Perbatikanlah ayat ini kembali, yang juga di dalam Surat asy-Syu'ara' ini, yang menjadi penutup dari sekalian kisah yang diuraikan. Didahulukan menyebut silat Tuhan Al-Aziz, Yang Maha Gagah Perkasa daripada menyebut sifatNya yang satu lagi, yaitu Maha Penyayang atau Ar-Rahim. Apa sebab maka Al-Aziz didahulukan dari Ar-Rahim? Apakah karena semata-mata menyusun bunyi ujung ayat-ayat supaya serupa?

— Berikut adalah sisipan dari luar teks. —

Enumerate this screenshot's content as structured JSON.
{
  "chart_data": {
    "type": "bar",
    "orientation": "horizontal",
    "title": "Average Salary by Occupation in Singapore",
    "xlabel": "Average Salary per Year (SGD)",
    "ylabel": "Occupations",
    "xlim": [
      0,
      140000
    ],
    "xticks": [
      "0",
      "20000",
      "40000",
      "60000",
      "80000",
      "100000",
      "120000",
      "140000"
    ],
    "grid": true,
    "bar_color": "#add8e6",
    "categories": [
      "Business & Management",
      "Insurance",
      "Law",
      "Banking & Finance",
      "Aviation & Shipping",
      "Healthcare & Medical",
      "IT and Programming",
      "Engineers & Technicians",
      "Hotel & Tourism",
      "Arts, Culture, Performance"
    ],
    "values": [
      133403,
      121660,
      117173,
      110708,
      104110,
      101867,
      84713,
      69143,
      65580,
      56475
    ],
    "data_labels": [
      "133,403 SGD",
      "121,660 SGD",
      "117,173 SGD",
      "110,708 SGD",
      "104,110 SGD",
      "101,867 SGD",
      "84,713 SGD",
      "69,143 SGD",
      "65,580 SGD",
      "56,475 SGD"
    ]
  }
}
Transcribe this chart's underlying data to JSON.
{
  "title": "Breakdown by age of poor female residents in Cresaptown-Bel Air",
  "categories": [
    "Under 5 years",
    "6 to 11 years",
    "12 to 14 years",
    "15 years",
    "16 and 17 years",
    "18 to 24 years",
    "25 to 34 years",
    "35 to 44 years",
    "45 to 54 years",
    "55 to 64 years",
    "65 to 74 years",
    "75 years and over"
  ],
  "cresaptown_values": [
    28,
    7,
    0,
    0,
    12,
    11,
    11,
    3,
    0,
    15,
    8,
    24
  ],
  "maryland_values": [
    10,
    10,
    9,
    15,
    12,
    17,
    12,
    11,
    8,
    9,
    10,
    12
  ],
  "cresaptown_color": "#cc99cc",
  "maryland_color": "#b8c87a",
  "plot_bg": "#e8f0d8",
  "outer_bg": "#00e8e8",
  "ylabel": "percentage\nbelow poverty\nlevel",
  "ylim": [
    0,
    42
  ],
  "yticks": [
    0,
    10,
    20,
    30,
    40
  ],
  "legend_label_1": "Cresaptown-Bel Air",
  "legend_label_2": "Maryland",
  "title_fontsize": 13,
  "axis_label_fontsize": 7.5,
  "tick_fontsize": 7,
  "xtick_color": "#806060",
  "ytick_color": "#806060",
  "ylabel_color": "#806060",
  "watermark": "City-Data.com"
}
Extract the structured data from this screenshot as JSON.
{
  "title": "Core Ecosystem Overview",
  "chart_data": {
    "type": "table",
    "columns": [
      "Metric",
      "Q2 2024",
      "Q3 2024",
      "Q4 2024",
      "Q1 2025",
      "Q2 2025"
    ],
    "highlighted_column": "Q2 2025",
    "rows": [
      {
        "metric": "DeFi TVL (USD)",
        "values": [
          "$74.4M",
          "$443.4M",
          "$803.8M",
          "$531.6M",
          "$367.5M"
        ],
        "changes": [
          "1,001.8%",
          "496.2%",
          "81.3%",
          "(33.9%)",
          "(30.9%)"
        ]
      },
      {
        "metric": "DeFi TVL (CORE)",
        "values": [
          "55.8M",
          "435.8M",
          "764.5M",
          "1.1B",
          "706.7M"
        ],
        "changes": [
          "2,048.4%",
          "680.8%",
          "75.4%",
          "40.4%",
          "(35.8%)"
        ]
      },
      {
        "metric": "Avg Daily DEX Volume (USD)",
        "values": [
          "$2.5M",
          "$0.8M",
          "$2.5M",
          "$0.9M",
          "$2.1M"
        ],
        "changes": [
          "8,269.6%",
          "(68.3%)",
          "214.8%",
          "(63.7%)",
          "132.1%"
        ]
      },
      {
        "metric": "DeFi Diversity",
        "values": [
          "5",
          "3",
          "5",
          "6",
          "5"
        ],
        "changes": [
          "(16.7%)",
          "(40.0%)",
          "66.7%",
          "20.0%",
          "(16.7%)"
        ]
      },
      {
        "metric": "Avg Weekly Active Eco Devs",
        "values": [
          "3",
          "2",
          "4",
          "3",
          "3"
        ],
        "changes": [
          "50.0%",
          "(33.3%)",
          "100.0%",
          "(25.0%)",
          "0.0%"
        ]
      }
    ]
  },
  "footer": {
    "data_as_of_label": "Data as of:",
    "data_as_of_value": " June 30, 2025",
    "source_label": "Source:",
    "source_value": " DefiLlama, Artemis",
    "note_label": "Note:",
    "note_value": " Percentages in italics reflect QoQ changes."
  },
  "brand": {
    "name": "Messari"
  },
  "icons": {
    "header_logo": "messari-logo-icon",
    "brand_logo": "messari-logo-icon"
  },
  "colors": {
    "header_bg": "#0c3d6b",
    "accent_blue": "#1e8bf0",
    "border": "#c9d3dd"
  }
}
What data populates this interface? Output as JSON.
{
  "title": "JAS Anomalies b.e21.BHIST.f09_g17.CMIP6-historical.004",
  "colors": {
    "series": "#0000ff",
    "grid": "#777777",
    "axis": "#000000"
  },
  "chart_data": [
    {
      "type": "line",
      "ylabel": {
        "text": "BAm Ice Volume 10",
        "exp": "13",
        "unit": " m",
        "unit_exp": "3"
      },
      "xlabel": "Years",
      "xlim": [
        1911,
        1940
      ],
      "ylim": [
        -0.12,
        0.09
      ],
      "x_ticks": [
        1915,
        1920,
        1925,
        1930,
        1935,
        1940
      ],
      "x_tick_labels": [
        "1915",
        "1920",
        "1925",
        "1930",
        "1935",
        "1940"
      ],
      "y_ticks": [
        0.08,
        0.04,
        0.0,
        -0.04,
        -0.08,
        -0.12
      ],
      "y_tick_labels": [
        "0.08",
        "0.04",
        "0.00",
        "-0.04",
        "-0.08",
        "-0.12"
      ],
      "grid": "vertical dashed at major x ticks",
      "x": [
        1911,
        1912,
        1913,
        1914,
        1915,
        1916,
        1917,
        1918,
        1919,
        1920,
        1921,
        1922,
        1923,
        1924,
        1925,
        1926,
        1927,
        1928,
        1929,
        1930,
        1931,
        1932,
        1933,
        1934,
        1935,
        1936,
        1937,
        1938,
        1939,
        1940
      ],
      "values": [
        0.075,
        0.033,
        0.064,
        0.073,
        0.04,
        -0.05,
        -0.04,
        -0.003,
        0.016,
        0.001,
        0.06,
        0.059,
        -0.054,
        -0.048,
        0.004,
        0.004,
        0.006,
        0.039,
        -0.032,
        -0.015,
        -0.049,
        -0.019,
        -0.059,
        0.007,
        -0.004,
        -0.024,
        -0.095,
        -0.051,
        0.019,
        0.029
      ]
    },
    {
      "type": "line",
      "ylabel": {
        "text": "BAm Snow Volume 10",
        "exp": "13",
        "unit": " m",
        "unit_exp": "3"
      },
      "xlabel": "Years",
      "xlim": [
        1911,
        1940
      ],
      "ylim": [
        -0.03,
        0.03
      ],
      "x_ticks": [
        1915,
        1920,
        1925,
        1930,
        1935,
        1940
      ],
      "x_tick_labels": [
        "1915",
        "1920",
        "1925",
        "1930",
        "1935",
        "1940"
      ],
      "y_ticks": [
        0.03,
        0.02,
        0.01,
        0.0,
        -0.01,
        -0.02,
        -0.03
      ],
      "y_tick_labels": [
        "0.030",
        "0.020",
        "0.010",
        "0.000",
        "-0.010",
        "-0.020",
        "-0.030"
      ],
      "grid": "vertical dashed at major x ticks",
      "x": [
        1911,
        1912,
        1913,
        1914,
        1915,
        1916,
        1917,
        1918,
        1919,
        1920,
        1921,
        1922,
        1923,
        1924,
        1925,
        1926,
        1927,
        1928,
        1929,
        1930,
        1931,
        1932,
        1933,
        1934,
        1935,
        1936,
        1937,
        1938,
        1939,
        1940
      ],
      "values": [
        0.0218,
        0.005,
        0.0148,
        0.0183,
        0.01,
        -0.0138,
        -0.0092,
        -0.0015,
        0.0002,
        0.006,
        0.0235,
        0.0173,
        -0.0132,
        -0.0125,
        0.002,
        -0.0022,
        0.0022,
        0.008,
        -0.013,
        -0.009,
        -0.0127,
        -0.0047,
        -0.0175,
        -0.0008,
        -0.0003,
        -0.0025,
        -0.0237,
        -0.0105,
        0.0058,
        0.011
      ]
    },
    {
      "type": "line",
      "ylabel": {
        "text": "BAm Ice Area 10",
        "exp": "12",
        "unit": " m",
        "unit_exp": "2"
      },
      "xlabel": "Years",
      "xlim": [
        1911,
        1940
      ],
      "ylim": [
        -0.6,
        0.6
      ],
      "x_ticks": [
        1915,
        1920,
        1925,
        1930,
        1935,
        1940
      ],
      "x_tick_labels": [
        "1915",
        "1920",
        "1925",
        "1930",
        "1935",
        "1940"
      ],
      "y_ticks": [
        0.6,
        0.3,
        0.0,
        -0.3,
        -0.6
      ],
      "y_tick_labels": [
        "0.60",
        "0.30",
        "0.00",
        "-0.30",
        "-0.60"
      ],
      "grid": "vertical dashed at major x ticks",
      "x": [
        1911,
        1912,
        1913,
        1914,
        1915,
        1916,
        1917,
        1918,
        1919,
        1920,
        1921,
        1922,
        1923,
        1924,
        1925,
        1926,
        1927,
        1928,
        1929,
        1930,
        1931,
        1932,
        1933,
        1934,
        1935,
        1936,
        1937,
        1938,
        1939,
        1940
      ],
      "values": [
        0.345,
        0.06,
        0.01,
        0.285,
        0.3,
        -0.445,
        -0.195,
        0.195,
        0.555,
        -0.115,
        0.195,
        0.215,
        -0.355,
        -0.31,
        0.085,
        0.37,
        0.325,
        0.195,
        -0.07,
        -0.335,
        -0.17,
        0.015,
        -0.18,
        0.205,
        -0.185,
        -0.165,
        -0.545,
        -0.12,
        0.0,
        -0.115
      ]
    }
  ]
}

Bukan! Karena al-Qur'an bukanlah syi'ir dan bukan sajak atau sanjak. Sebabnya ialah memberi peringatan kealpaan manusia juga. Setiap saat manusia hanya lebih banyak merasai betapa Maha Penyayangnya Allah itu. Di dalam alam yang sekelilingnya, dalam pergantian siang dengan malam, per-geleran matahari terbit dan terbenam dan dalam diri sendiri, manusia hanya terlebih banyak merasakan RahimNya Tuhan. Oleh karena merasai Rahim Tuhan, kerapkali manusia lalai dan lengah memperhatikan Kegagahan dan Keperkasan Tuhan. Kalau sikap Gagah Perkasa Ilahi itu datang, barulah mereka kalang kabut. Oleh sebab itu di dalam susunan ayat ini didahulukan sifatNya Gagah Perkasa daripada menyebut sifatNya Kasih dan Sayang. Sebagaimana juga didapati di dalam Surat al-Mulk (Surat 67, ayat 2), didahulukan menyebut mati daripada menyebut hidup, supaya di dalam manusia menjalani percobaan Allah dan ujianNya tentang kesanggupan berbuat baik, manusia itu jangan lupa akan akhir daripada hayat itu, yaitu maut.